Лаврентий Палыч. Эй, на минуточку! Да, на минуточку! Да ты в курсе, кто еще среди моих друзей-приятелей? Да там… этот… (Переводя тему. Лехе.) Леха, так ты продолжай! Поподробнее…

Леха. Ну вот здрасте. То с мата на перемат, то «Леха, расскажи» да «Леха, покажи». (Дико смеется.) Вы вот лучше за дочурой-то глаз усильте. А то все за мной да за мной каждый шаг обсуждаете. Следите, следите внимательнее – все ли у нее в порядке, не то тазом гремучим накроются все ваши планы!

Сан-Василич. Где ты только всей этой дури набираешься?

Леха. Где и весь городишко! На Рыночной площади ушки грею! Да вообще – любая кошка все про всех расскажет! (Замечает Мурку, которая все это время крутится неподалеку.) Опять проклятая! Ну-ка кыш! (Машет на кулаком и притопывает. Кошка поворачивается и с любопытством смотрит на Леху.) Тварь такая!

Свет гаснет. Софиты выхватывают Сороку и Кошку.

Сорока. Кца! кца! кца! Птирадаки посмивли! Птирадаки посмивли! Птирадаки посмивли!

Свет ненадолго восстанавливается. Тема Лаврентия Палыча. Затемнение, в котором исчезают Леха и Сан-Василич.

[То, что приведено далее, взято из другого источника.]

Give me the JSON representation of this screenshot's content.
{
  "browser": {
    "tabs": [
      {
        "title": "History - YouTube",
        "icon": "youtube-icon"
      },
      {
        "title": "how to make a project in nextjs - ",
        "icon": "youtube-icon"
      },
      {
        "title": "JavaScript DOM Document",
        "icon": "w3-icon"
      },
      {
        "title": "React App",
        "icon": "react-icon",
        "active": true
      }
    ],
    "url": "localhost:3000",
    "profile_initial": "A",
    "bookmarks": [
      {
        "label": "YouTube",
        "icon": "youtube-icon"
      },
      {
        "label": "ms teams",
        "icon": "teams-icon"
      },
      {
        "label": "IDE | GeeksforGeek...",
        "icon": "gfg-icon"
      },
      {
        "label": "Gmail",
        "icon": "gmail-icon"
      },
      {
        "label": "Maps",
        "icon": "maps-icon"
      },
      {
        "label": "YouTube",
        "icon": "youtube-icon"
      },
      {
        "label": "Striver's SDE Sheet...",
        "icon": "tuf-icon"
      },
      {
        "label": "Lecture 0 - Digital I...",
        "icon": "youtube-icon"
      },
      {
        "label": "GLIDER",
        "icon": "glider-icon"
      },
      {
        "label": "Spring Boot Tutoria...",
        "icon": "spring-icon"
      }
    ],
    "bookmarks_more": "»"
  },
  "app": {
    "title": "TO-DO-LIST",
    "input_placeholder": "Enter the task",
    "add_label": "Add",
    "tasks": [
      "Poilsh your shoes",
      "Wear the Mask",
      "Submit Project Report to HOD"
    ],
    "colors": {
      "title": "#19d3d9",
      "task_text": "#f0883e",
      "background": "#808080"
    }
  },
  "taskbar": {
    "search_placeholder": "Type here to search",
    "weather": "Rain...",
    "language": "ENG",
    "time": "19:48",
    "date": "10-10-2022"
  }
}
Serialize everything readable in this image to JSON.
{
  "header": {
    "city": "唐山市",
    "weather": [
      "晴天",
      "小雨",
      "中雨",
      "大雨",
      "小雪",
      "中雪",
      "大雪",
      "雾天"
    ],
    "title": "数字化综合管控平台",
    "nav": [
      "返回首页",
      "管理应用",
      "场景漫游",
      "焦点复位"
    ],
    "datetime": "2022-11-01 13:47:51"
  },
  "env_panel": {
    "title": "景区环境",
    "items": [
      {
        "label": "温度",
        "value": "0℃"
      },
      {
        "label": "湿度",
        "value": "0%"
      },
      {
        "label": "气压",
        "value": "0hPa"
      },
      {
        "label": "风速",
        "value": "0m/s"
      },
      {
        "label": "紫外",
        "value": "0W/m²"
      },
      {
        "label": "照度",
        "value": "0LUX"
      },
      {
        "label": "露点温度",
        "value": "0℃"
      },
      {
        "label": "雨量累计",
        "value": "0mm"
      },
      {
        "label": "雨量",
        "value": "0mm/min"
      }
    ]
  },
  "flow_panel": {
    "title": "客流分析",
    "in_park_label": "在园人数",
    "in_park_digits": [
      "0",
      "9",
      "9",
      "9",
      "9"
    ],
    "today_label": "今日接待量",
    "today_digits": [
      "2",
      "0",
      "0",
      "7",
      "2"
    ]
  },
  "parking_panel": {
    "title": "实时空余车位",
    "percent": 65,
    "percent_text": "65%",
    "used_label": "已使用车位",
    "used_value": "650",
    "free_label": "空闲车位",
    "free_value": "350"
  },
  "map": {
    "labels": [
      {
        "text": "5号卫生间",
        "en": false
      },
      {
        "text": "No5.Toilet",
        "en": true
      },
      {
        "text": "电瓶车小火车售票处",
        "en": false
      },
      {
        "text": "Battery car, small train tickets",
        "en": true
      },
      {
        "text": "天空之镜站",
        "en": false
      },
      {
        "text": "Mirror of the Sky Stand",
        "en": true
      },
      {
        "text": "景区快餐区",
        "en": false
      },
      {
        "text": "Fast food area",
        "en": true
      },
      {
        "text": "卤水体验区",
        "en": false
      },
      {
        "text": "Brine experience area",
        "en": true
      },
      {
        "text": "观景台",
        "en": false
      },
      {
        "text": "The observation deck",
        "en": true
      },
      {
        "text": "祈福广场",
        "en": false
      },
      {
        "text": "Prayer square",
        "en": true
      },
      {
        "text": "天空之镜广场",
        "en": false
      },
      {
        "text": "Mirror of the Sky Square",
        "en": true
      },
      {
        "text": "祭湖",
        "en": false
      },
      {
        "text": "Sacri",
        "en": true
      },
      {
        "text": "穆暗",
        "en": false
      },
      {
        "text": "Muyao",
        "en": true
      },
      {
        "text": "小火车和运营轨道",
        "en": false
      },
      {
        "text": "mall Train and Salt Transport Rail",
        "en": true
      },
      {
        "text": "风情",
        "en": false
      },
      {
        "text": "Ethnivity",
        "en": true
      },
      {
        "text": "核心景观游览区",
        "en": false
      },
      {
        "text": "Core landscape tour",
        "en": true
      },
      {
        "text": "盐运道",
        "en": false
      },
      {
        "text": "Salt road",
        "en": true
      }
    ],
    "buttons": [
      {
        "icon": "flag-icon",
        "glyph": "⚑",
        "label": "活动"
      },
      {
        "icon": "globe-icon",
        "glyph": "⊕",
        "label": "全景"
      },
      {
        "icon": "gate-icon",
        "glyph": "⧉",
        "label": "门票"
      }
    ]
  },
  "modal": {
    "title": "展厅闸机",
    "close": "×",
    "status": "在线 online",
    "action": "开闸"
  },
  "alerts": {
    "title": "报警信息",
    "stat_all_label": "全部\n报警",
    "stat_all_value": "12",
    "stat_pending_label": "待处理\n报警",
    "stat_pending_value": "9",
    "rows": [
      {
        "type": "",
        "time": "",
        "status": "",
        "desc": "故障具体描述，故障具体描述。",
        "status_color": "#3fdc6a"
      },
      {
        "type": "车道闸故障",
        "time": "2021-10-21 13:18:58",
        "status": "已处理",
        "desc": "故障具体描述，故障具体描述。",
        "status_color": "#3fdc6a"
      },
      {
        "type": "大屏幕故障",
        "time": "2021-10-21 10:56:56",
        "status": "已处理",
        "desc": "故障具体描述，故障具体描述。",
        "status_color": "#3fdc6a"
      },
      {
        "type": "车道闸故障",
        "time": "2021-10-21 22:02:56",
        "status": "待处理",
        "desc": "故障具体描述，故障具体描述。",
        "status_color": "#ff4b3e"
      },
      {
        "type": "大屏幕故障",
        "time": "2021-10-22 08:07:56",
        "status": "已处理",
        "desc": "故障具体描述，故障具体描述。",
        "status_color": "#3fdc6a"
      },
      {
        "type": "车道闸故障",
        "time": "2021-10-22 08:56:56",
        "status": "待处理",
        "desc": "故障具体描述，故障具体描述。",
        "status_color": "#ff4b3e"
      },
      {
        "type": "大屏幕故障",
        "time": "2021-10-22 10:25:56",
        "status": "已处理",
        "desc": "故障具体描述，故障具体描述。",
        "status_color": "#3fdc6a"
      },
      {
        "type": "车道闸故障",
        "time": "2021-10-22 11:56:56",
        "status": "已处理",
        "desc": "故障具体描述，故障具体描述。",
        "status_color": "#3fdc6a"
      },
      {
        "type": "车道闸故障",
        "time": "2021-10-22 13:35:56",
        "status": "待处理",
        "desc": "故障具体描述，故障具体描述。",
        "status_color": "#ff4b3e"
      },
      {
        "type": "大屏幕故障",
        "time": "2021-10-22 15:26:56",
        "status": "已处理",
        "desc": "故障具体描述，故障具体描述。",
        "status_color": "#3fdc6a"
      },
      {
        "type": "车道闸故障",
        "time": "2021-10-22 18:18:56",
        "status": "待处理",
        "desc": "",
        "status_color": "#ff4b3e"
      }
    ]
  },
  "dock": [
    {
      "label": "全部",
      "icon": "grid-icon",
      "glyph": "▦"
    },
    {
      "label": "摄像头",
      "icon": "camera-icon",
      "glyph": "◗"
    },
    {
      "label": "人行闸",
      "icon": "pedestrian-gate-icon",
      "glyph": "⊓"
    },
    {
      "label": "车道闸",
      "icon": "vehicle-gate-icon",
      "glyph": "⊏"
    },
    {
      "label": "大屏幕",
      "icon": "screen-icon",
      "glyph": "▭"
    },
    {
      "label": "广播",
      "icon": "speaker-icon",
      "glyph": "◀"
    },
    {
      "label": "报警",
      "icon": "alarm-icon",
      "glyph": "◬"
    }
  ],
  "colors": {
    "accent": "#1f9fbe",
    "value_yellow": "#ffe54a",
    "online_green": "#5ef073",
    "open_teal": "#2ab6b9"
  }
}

Лаврентий Палыч (в сторону). Хм… А ведь и правда… дочка-то у меня последнее время… какая-то сама не своя… Только бы не учудила чего – иначе и впрямь все наши с Василичем проекты… (Спускается в зал. Затемнение на сцене – все, кроме Лаврентия Палыча, исчезают со сцены. Кошка спускается за ним и в течение всего монолога крутится у его ног.) Я и сам не прочь ее спихнуть господам Снегоуборочкиным. Пусть развлекаются. Ну вот сами посудите. Избрали меня мэром – а что такое мэр? Как выдвинули – так завтра и задвинут. Так еще и срок чего доброго навесят. (Ускоряет речь. Пародирует северный акцент: растягивает последние гласные и окает.) А у нас-то-о-о-о… кроме как на лесоповале-е-е-е-е… тес таска-а-а-а-ать… работать-то негде-е-е-е-е… Ну вот это еще-о-о-о-о-о… Можно асфальтоукладчико-о-о-о-ом! (Возвращается к обычной речи.) А вот не хочется. Не хочется – и что тут поделаешь! (К зрителю.) Вот у вас, мил-человек, есть дочурка? Нет? А у вас? А какая она? Милая? (Вскакивает, бежит к дому Валокординовой, где его уже поджидают Две Валькирии, которые вручают стаканы и пузырь. Лаврентий Палыч суматошно расплачивается и снова бежит к зрителю.) А вы бы хотели, чтобы она поскорее замуж – с глаз долой? То есть как – нет? Вы что, хотите сказать, вы ее еще и любите? Не-е-е-е… Ну это несерьезно. Наверное, у вас она и в самом деле ничего. (Подает один стакан зрителю.) Держи, говорю, по душам почирикаем. (Разливает.) У меня вот – экземплярчик тот еще. Пока на выданье – милейший ребенок. Потом покажет, где у раков под полом картошка зимует. (Задумывается.) А мэрство у нас, слышь, как начинается – так чаще всего и заканчивается. А дочку спихнешь Снегоуборочкиным – глядишь, и потом у кормушки бочком приоботрусь… Вот знаешь, друг… Вот мэром – это не дай тебе Бог. Знаешь, какая это ответственная работа? Знаешь? Нет… На минуточку, ты погоди. Ты знаешь, что входит в круг моих обязанностев? Вот. Не знаешь. А смотри. Приходит из областного центра распоряжение о строительстве дорог. Денежка даже выделяется. Как ты думаешь, что я должен сделать? Дороги построить? Ха, наивный ты человек. Как бы не так! Освоить деньги надо! Иначе потом другие мэры засмеют… А то и каждая кошка в подворотне урчать будет «Мэээррр… мэээррр»…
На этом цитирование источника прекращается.